Bei dem Abschluss eines notariellen Grundstückskaufvertrages ist es durchaus üblich, dass dem Käufer - z.B. wenn er den Kaufpreis nicht oder nicht rechtzeitig aufbringen kann - ein Rücktrittsrecht eingeräumt wird. Für diesen Fall hat er dann in der Regel für den (nachträglichen) Rücktritt eine Entschädigung (sog. Reugeld) an den Verkäufer zu zahlen.

   

   

Das Problem:

   

Hat der Verkäufer ein solches Reugeld zu versteuern?

     
   

Entscheidung des Gerichts:

   

Mit Urteil vom 24.08.2006 (IX R 32/04) hat der Bundesfinanzhof (BFH) entschieden, dass die Vereinnahmung eines Reugelds für den Rücktritt vom Kaufvertrag über ein Grundstück des Privatvermögens grundsätzlich nicht (einkommen-) steuerbar ist.
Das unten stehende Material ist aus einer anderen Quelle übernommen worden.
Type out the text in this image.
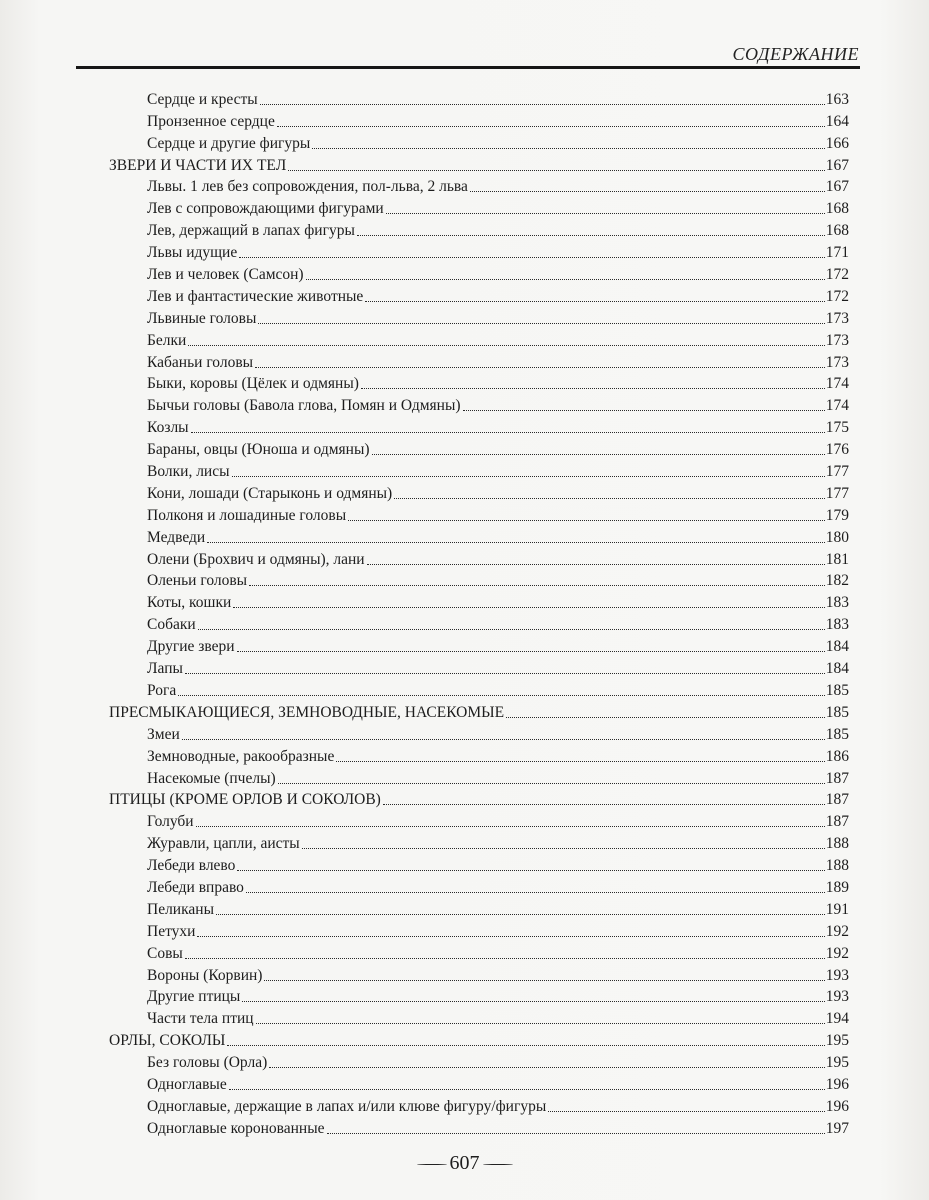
СОДЕРЖАНИЕ
Сердце и кресты	163
Пронзенное сердце	164
Сердце и другие фигуры	166
ЗВЕРИ И ЧАСТИ ИХ ТЕЛ	167
Львы. 1 лев без сопровождения, пол-льва, 2 льва	167
Лев с сопровождающими фигурами	168
Лев, держащий в лапах фигуры	168
Львы идущие	171
Лев и человек (Самсон)	172
Лев и фантастические животные	172
Львиные головы	173
Белки	173
Кабаньи головы	173
Быки, коровы (Цёлек и одмяны)	174
Бычьи головы (Бавола глова, Помян и Одмяны)	174
Козлы	175
Бараны, овцы (Юноша и одмяны)	176
Волки, лисы	177
Кони, лошади (Старыконь и одмяны)	177
Полконя и лошадиные головы	179
Медведи	180
Олени (Брохвич и одмяны), лани	181
Оленьи головы	182
Коты, кошки	183
Собаки	183
Другие звери	184
Лапы	184
Рога	185
ПРЕСМЫКАЮЩИЕСЯ, ЗЕМНОВОДНЫЕ, НАСЕКОМЫЕ	185
Змеи	185
Земноводные, ракообразные	186
Насекомые (пчелы)	187
ПТИЦЫ (КРОМЕ ОРЛОВ И СОКОЛОВ)	187
Голуби	187
Журавли, цапли, аисты	188
Лебеди влево	188
Лебеди вправо	189
Пеликаны	191
Петухи	192
Совы	192
Вороны (Корвин)	193
Другие птицы	193
Части тела птиц	194
ОРЛЫ, СОКОЛЫ	195
Без головы (Орла)	195
Одноглавые	196
Одноглавые, держащие в лапах и/или клюве фигуру/фигуры	196
Одноглавые коронованные	197
607
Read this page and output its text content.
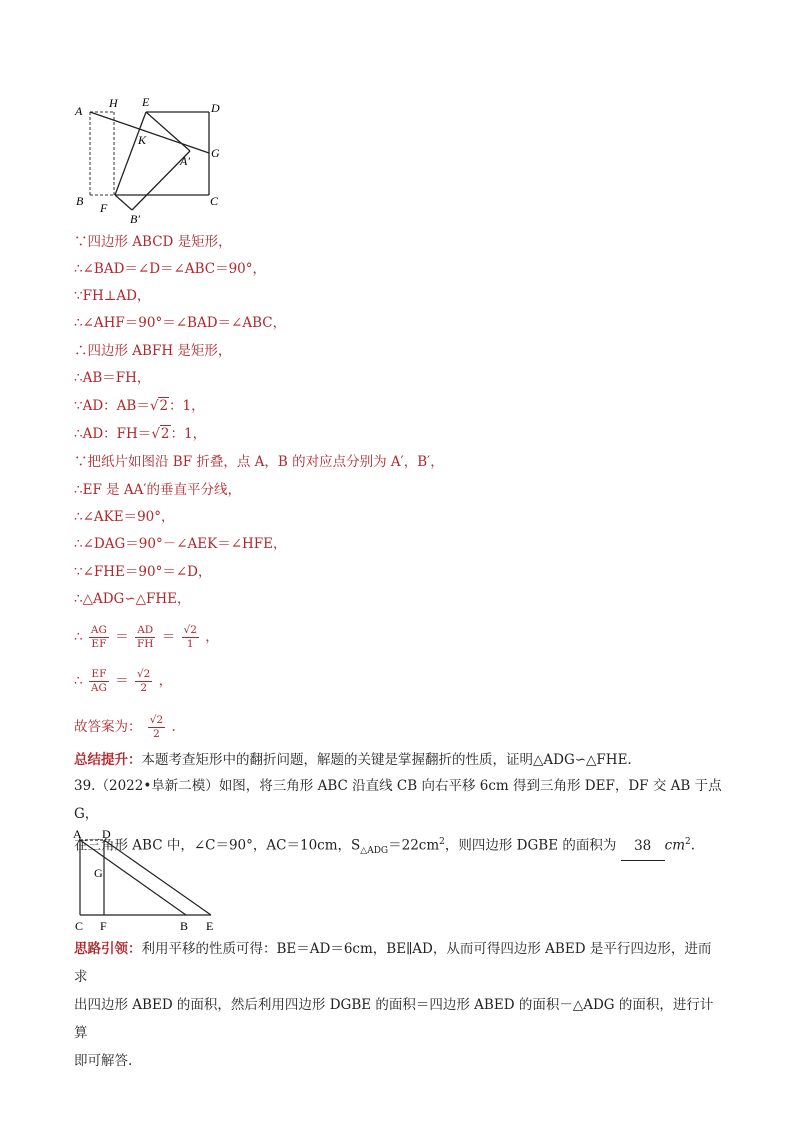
A
H E	D
K
G
A′
B F	C
B′
∵四边形 ABCD 是矩形，
∴∠BAD＝∠D＝∠ABC＝90°，
∵FH⊥AD，
∴∠AHF＝90°＝∠BAD＝∠ABC，
∴四边形 ABFH 是矩形，
∴AB＝FH，
∵AD：AB＝√2：1，
∴AD：FH＝√2：1，
∵把纸片如图沿 BF 折叠，点 A，B 的对应点分别为 A′，B′，
∴EF 是 AA′的垂直平分线，
∴∠AKE＝90°，
∴∠DAG＝90°－∠AEK＝∠HFE，
∵∠FHE＝90°＝∠D，
∴△ADG∽△FHE，
∴ $\frac{AG}{EF} = \frac{AD}{FH} = \frac{√2}{1}$ ，
∴ $\frac{EF}{AG} = \frac{√2}{2}$ ，
故答案为： $\frac{√2}{2}$ .
总结提升：本题考查矩形中的翻折问题，解题的关键是掌握翻折的性质，证明△ADG∽△FHE.
39.（2022•阜新二模）如图，将三角形 ABC 沿直线 CB 向右平移 6cm 得到三角形 DEF，DF 交 AB 于点 G，
在三角形 ABC 中，∠C＝90°，AC＝10cm，$S_{\triangle ADG}=22cm^2$，则四边形 DGBE 的面积为 38 $cm^2$.
A D
G
C F	B E
思路引领：利用平移的性质可得：BE＝AD＝6cm，BE∥AD，从而可得四边形 ABED 是平行四边形，进而求
出四边形 ABED 的面积，然后利用四边形 DGBE 的面积＝四边形 ABED 的面积－△ADG 的面积，进行计算
即可解答.
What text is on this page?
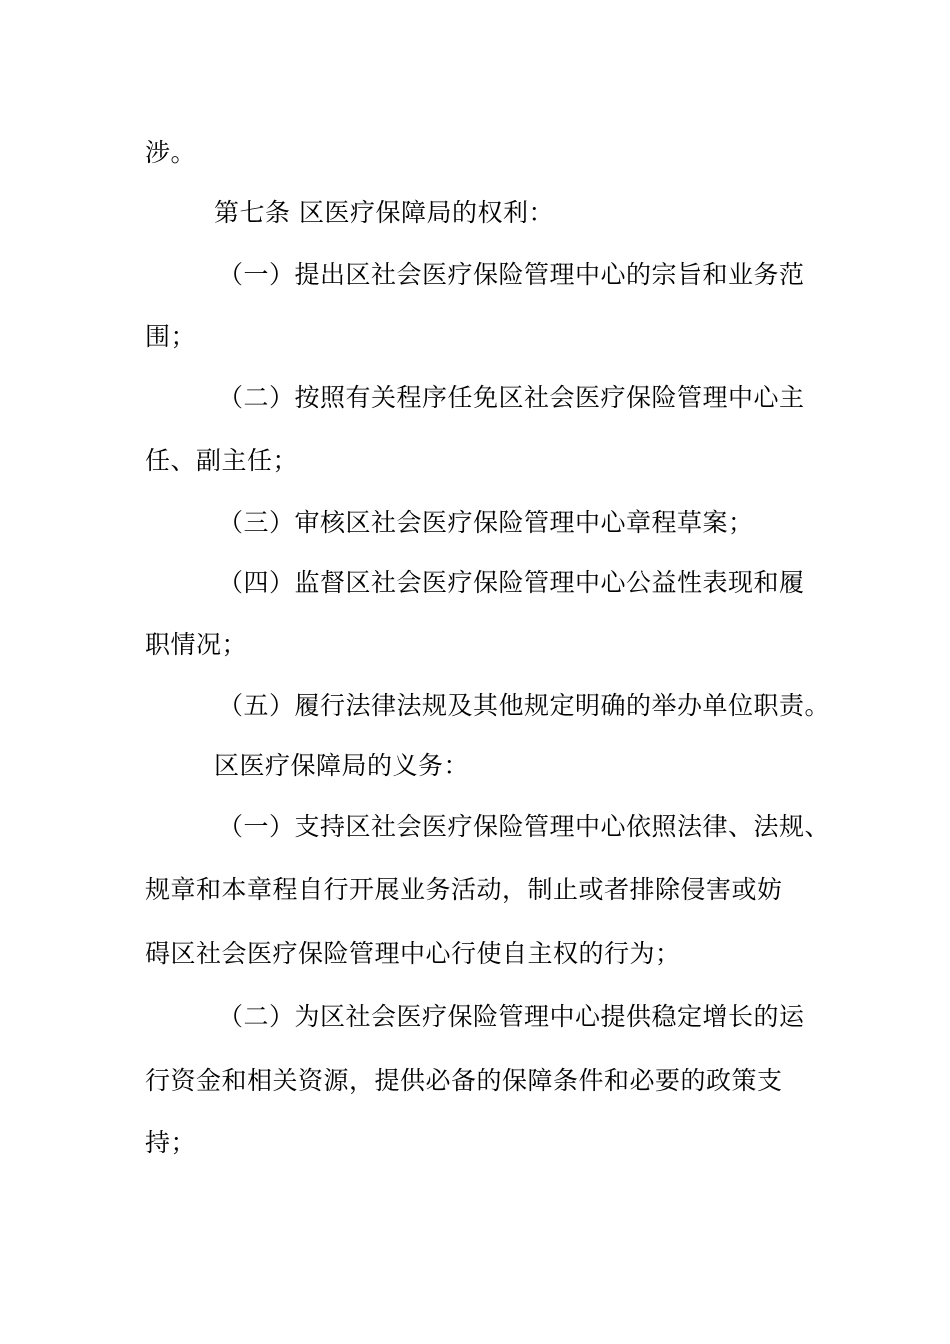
涉。
第七条 区医疗保障局的权利：
（一）提出区社会医疗保险管理中心的宗旨和业务范
围；
（二）按照有关程序任免区社会医疗保险管理中心主
任、副主任；
（三）审核区社会医疗保险管理中心章程草案；
（四）监督区社会医疗保险管理中心公益性表现和履
职情况；
（五）履行法律法规及其他规定明确的举办单位职责。
区医疗保障局的义务：
（一）支持区社会医疗保险管理中心依照法律、法规、
规章和本章程自行开展业务活动，制止或者排除侵害或妨
碍区社会医疗保险管理中心行使自主权的行为；
（二）为区社会医疗保险管理中心提供稳定增长的运
行资金和相关资源，提供必备的保障条件和必要的政策支
持；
Wäre allerdings das zugrunde liegende Grundstücksgeschäft nach § 23 Absatz 1 Ziffer 1 Einkommensteuergesetz (EStG) als Spekulationsgewinn zu erfassen, so wäre auch das Reugeld in diesem Sinne zu besteuern.

     
   

Ratschlag:

   

Bei einem Grundstücksverkauf aus dem Privatvermögen sollte immer vorher geklärt sein, ob seit Anschaffung oder Herstellung dieser Immobilie bis zum beabsichtigten Verkaufstermin bereits 10 Jahre vergangen sind (Ausnahme: der Verkauf des selbstgenutzten Eigenheims ist immer steuerfrei). In diesem Sinne wäre dann auch vorher klar, wie das eventuell anfallende Reugeld steuerlich zu behandeln wäre.